Technical advice on third country regulatory equivalence under EMIR
ESMA has published its second set of advice to the European Commission on the equivalence of the regulatory regimes for OTC derivatives clearing, central counterparties and trade repositories of non-EU countries with EMIR.
Following a first set of advice published in September 2013, ESMA has now published its equivalence assessments of the regulatory regimes of Canada, India and South Korea, along with supplements to its equivalence assessments for Australia, Hong Kong, Singapore and Switzerland.
The third-country rules were compared with EMIR’s requirements for Central Counterparties (CCPs), Trade Repositories (TRs) and/or central clearing, reporting and non-financial counterparties as well as risk mitigation techniques for uncleared trades.
Besides Hong Kong and Switzerland, conditional equivalence is proposed in respect of the other third-country regimes. ESMA is not in a position to perform a conclusive analysis in respect of certain aspects of the Hong Kong and Swiss regimes as those countries are still in the process of finalising their regulatory regimes for the clearing obligation, non-financial counterparties and risk mitigation techniques for uncleared trades and trade repositories.

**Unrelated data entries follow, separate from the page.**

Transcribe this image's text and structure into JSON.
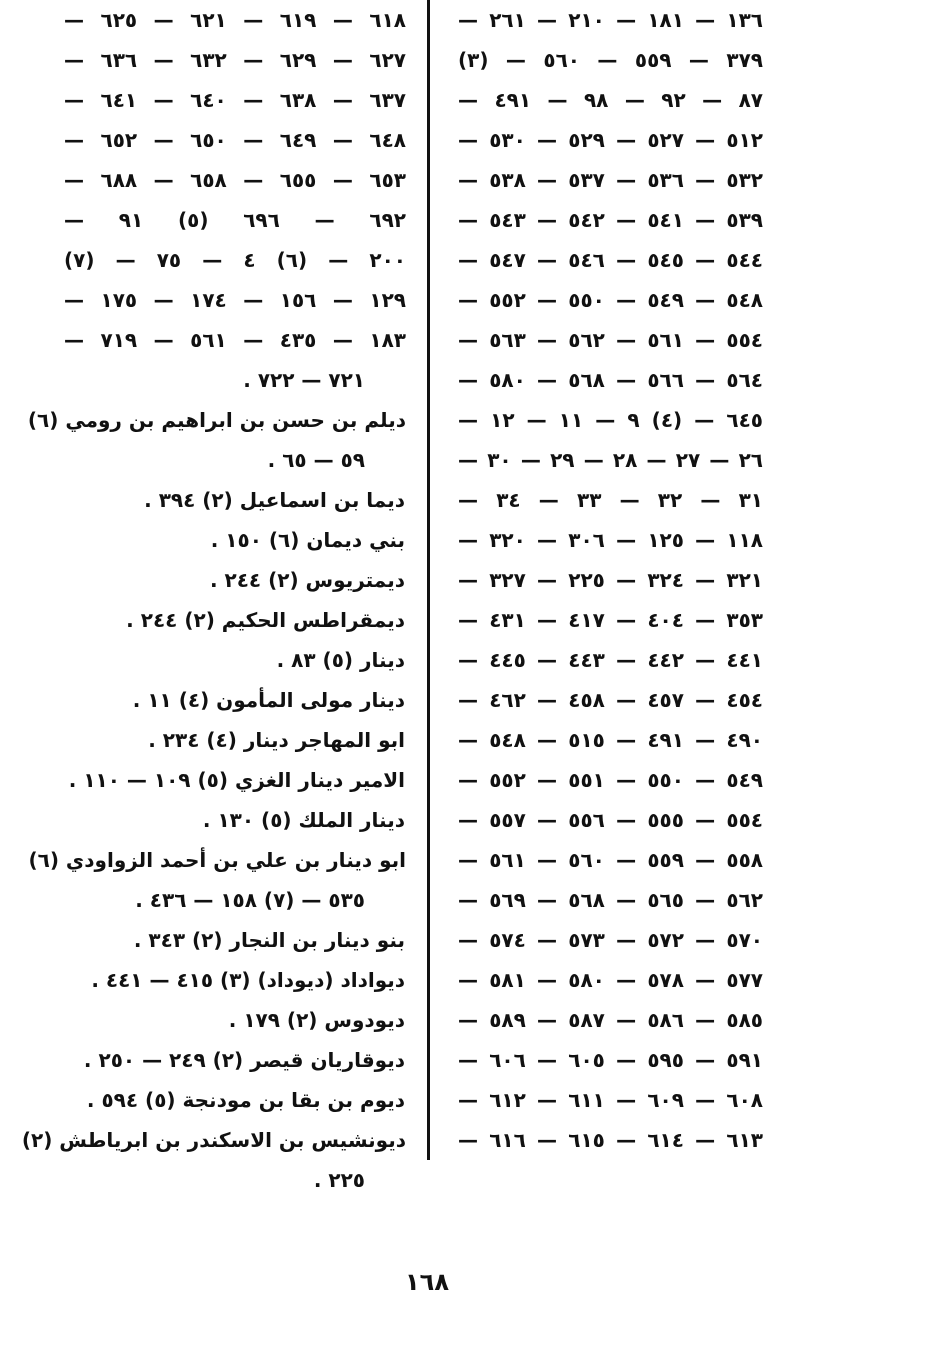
{
  "right_column": {
    "lines": [
      "١٣٦ — ١٨١ — ٢١٠ — ٢٦١ —",
      "٣٧٩ — ٥٥٩ — ٥٦٠ — (٣)",
      "٨٧ — ٩٢ — ٩٨ — ٤٩١ —",
      "٥١٢ — ٥٢٧ — ٥٢٩ — ٥٣٠ —",
      "٥٣٢ — ٥٣٦ — ٥٣٧ — ٥٣٨ —",
      "٥٣٩ — ٥٤١ — ٥٤٢ — ٥٤٣ —",
      "٥٤٤ — ٥٤٥ — ٥٤٦ — ٥٤٧ —",
      "٥٤٨ — ٥٤٩ — ٥٥٠ — ٥٥٢ —",
      "٥٥٤ — ٥٦١ — ٥٦٢ — ٥٦٣ —",
      "٥٦٤ — ٥٦٦ — ٥٦٨ — ٥٨٠ —",
      "٦٤٥ — (٤) ٩ — ١١ — ١٢ —",
      "٢٦ — ٢٧ — ٢٨ — ٢٩ — ٣٠ —",
      "٣١ — ٣٢ — ٣٣ — ٣٤ —",
      "١١٨ — ١٢٥ — ٣٠٦ — ٣٢٠ —",
      "٣٢١ — ٣٢٤ — ٢٢٥ — ٣٢٧ —",
      "٣٥٣ — ٤٠٤ — ٤١٧ — ٤٣١ —",
      "٤٤١ — ٤٤٢ — ٤٤٣ — ٤٤٥ —",
      "٤٥٤ — ٤٥٧ — ٤٥٨ — ٤٦٢ —",
      "٤٩٠ — ٤٩١ — ٥١٥ — ٥٤٨ —",
      "٥٤٩ — ٥٥٠ — ٥٥١ — ٥٥٢ —",
      "٥٥٤ — ٥٥٥ — ٥٥٦ — ٥٥٧ —",
      "٥٥٨ — ٥٥٩ — ٥٦٠ — ٥٦١ —",
      "٥٦٢ — ٥٦٥ — ٥٦٨ — ٥٦٩ —",
      "٥٧٠ — ٥٧٢ — ٥٧٣ — ٥٧٤ —",
      "٥٧٧ — ٥٧٨ — ٥٨٠ — ٥٨١ —",
      "٥٨٥ — ٥٨٦ — ٥٨٧ — ٥٨٩ —",
      "٥٩١ — ٥٩٥ — ٦٠٥ — ٦٠٦ —",
      "٦٠٨ — ٦٠٩ — ٦١١ — ٦١٢ —",
      "٦١٣ — ٦١٤ — ٦١٥ — ٦١٦ —"
    ]
  },
  "left_column": {
    "lines": [
      "٦١٨ — ٦١٩ — ٦٢١ — ٦٢٥ —",
      "٦٢٧ — ٦٢٩ — ٦٣٢ — ٦٣٦ —",
      "٦٣٧ — ٦٣٨ — ٦٤٠ — ٦٤١ —",
      "٦٤٨ — ٦٤٩ — ٦٥٠ — ٦٥٢ —",
      "٦٥٣ — ٦٥٥ — ٦٥٨ — ٦٨٨ —",
      "٦٩٢ — ٦٩٦ (٥) ٩١ —",
      "٢٠٠ — (٦) ٤ — ٧٥ — (٧)",
      "١٢٩ — ١٥٦ — ١٧٤ — ١٧٥ —",
      "١٨٣ — ٤٣٥ — ٥٦١ — ٧١٩ —",
      "٧٢١ — ٧٢٢ .",
      "ديلم بن حسن بن ابراهيم بن رومي (٦)",
      "٥٩ — ٦٥ .",
      "ديما بن اسماعيل (٢) ٣٩٤ .",
      "بني ديمان (٦) ١٥٠ .",
      "ديمتريوس (٢) ٢٤٤ .",
      "ديمقراطس الحكيم (٢) ٢٤٤ .",
      "دينار (٥) ٨٣ .",
      "دينار مولى المأمون (٤) ١١ .",
      "ابو المهاجر دينار (٤) ٢٣٤ .",
      "الامير دينار الغزي (٥) ١٠٩ — ١١٠ .",
      "دينار الملك (٥) ١٣٠ .",
      "ابو دينار بن علي بن أحمد الزواودي (٦)",
      "٥٣٥ — (٧) ١٥٨ — ٤٣٦ .",
      "بنو دينار بن النجار (٢) ٣٤٣ .",
      "ديواداد (ديوداد) (٣) ٤١٥ — ٤٤١ .",
      "ديودوس (٢) ١٧٩ .",
      "ديوقاريان قيصر (٢) ٢٤٩ — ٢٥٠ .",
      "ديوم بن بقا بن مودنجة (٥) ٥٩٤ .",
      "ديونشيس بن الاسكندر بن ابرياطش (٢)",
      "٢٢٥ ."
    ]
  },
  "page_number": "١٦٨"
}
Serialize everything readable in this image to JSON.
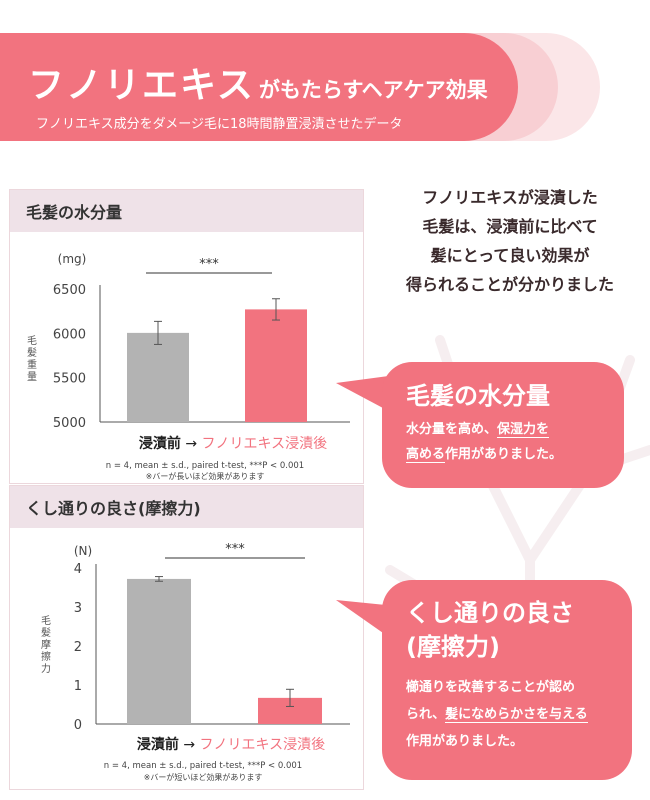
{
  "header": {
    "title_main": "フノリエキス",
    "title_sub": "がもたらすヘアケア効果",
    "subtitle": "フノリエキス成分をダメージ毛に18時間静置浸漬させたデータ"
  },
  "summary": {
    "lines": [
      "フノリエキスが浸漬した",
      "毛髪は、浸漬前に比べて",
      "髪にとって良い効果が",
      "得られることが分かりました"
    ]
  },
  "callouts": [
    {
      "title": "毛髪の水分量",
      "body_before": "水分量を高め、",
      "highlight_1": "保湿力を",
      "highlight_2": "高める",
      "body_after": "作用がありました。"
    },
    {
      "title_line1": "くし通りの良さ",
      "title_line2": "(摩擦力)",
      "body_1": "櫛通りを改善することが認め",
      "body_2": "られ、",
      "highlight": "髪になめらかさを与える",
      "body_3": "作用がありました。"
    }
  ],
  "colors": {
    "accent": "#f2737f",
    "bar_before": "#b3b3b3",
    "bar_after": "#f2737f",
    "panel_header": "#efe2e8"
  },
  "chart_data": [
    {
      "type": "bar",
      "title": "毛髪の水分量",
      "unit": "(mg)",
      "ylabel": "毛髪重量",
      "categories": [
        "浸漬前",
        "フノリエキス浸漬後"
      ],
      "arrow": "→",
      "values": [
        6005,
        6270
      ],
      "errors": [
        130,
        120
      ],
      "ylim": [
        5000,
        6500
      ],
      "yticks": [
        "6500",
        "6000",
        "5500",
        "5000"
      ],
      "significance": "***",
      "footnote_1": "n = 4, mean ± s.d., paired t-test, ***P < 0.001",
      "footnote_2": "※バーが長いほど効果があります"
    },
    {
      "type": "bar",
      "title": "くし通りの良さ(摩擦力)",
      "unit": "(N)",
      "ylabel": "毛髪摩擦力",
      "categories": [
        "浸漬前",
        "フノリエキス浸漬後"
      ],
      "arrow": "→",
      "values": [
        3.72,
        0.67
      ],
      "errors": [
        0.06,
        0.22
      ],
      "ylim": [
        0,
        4
      ],
      "yticks": [
        "4",
        "3",
        "2",
        "1",
        "0"
      ],
      "significance": "***",
      "footnote_1": "n = 4, mean ± s.d., paired t-test, ***P < 0.001",
      "footnote_2": "※バーが短いほど効果があります"
    }
  ]
}
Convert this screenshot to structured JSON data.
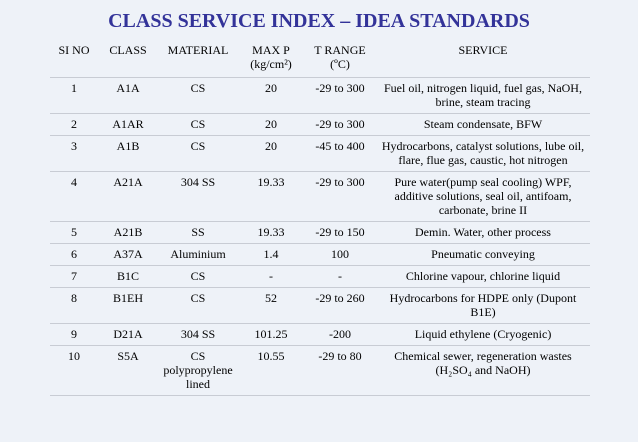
{
  "title": "CLASS SERVICE INDEX – IDEA STANDARDS",
  "table": {
    "headers": [
      "SI NO",
      "CLASS",
      "MATERIAL",
      "MAX P (kg/cm²)",
      "T RANGE (ºC)",
      "SERVICE"
    ],
    "rows": [
      [
        "1",
        "A1A",
        "CS",
        "20",
        "-29 to 300",
        "Fuel oil, nitrogen liquid, fuel gas, NaOH, brine, steam tracing"
      ],
      [
        "2",
        "A1AR",
        "CS",
        "20",
        "-29 to 300",
        "Steam condensate, BFW"
      ],
      [
        "3",
        "A1B",
        "CS",
        "20",
        "-45 to 400",
        "Hydrocarbons, catalyst solutions, lube oil, flare, flue gas, caustic, hot nitrogen"
      ],
      [
        "4",
        "A21A",
        "304 SS",
        "19.33",
        "-29 to 300",
        "Pure water(pump seal cooling) WPF, additive solutions, seal oil, antifoam, carbonate, brine II"
      ],
      [
        "5",
        "A21B",
        "SS",
        "19.33",
        "-29 to 150",
        "Demin. Water, other process"
      ],
      [
        "6",
        "A37A",
        "Aluminium",
        "1.4",
        "100",
        "Pneumatic conveying"
      ],
      [
        "7",
        "B1C",
        "CS",
        "-",
        "-",
        "Chlorine vapour, chlorine liquid"
      ],
      [
        "8",
        "B1EH",
        "CS",
        "52",
        "-29 to 260",
        "Hydrocarbons for HDPE only (Dupont B1E)"
      ],
      [
        "9",
        "D21A",
        "304 SS",
        "101.25",
        "-200",
        "Liquid ethylene (Cryogenic)"
      ],
      [
        "10",
        "S5A",
        "CS polypropylene lined",
        "10.55",
        "-29 to 80",
        "Chemical sewer, regeneration wastes (H₂SO₄ and NaOH)"
      ]
    ]
  }
}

The European Commission is expected to use ESMA’s technical advice to prepare possible equivalence decisions. Where it adopts such a decision, certain provisions of EMIR may be disapplied in favour of equivalent third-country rules and, depending on the specific area determined to be equivalent, ESMA may:
- Recognise within the EU a CCP which is authorised outside the EU
- Recognise within the EU a TR which is authorised outside the EU
European Commission not to support delay in reporting date for Exchange Traded Derivatives
In August 2013 ESMA proposed, to the European Commission, to delay the reporting date for Exchange Traded Derivatives (ETDs) for one year to January 2015. Such a delay would give ESMA time to develop guidelines for the reporting of ETDs. However, the European Commission recently signalled that it does not intend to support such a delay. While far from ideal, if the delay is not endorsed by the European Commission, ESMA intends to provide some Q&As on ETD reporting before the start of the reporting obligation.
Portfolio Reconciliation EMIR Operational Guidance Note
ISDA has published an operational guidance note which provides operational guidance for portfolio reconciliation and dispute resolution obligations imposed by EMIR which came into effect on 15 September. It also includes guidance on a minimum set of fields for portfolio reconciliation purposes. The guidance note is structured in a Q&A format and provides responses to, inter alia, the following questions:
- Who is subject to portfolio resolution and dispute resolution obligations and how frequently are they required to reconcile
- How does one agree to terms of reconciliation
- Whether a firm should adhere as ‘Sender’ or ‘Receiver’
- Whether a third party vendor should be used to reconcile trades
- What is the difference between a discrepancy and a dispute
Finally, the guidelines contain a matrix detailing the comparisons and differences between EMIR and the CFTC regulations as they pertain to portfolio reconciliation.
ESMA Q&A – Implementation of EMIR
ESMA updated its Q&A on the implementation of EMIR on 22 October 2013. The answer to TR question 10(b) has been modified. TR question 10(b) questions the code to be used to identify counterparties (LEIs, interim LEIs or BICs). The answer links to a list of endorsed pre-LOUs (local operating units).
ESMA Guidelines and Recommendations regarding written agreements between members of central counterparty colleges
ESMA has published guidelines recommending the form of written agreement that the National Competent Authority (NCA) of a Central Counterparty (CCP) should propose as part of its establishment of a college under Article 18 of EMIR. The establishment of such a college will facilitate the exercise of the tasks referred to in Articles 15, 17, 49, 51 and 54 of EMIR. CCP college members should agree to the terms of such written agreement ahead of their participation in such colleges.
The template written agreement contained in the guidelines contains provisions relating to, inter alia, the following:
- Formation of the college
- Working language of the college
- Applications by the college to the NCA
- Meetings of the college
- On-going risk review
- Organisation and coordination of activities between college members
- Information requests
- Emergency situation (as referenced in Article 24 of EMIR)
- Withdrawal of authorisation and dispute resolution
NCAs must make every effort to comply with the guidelines and must notify ESMA whether they comply or intend to comply, giving reasons for non-compliance, by 3 December 2013. In the absence of a response by this deadline, NCA’s will be considered non-compliant.
Delegated Regulations – exempted entities & trade repository fees
The delegated regulations relating to exempted entities and fees charged by ESMA to trade repositories have been published in the Official Journal. The delegated regulation regarding exempted entities, exempts central banks and public bodies charged with or intervening in the management of the public debt in Japan and the USA from the requirements of EMIR.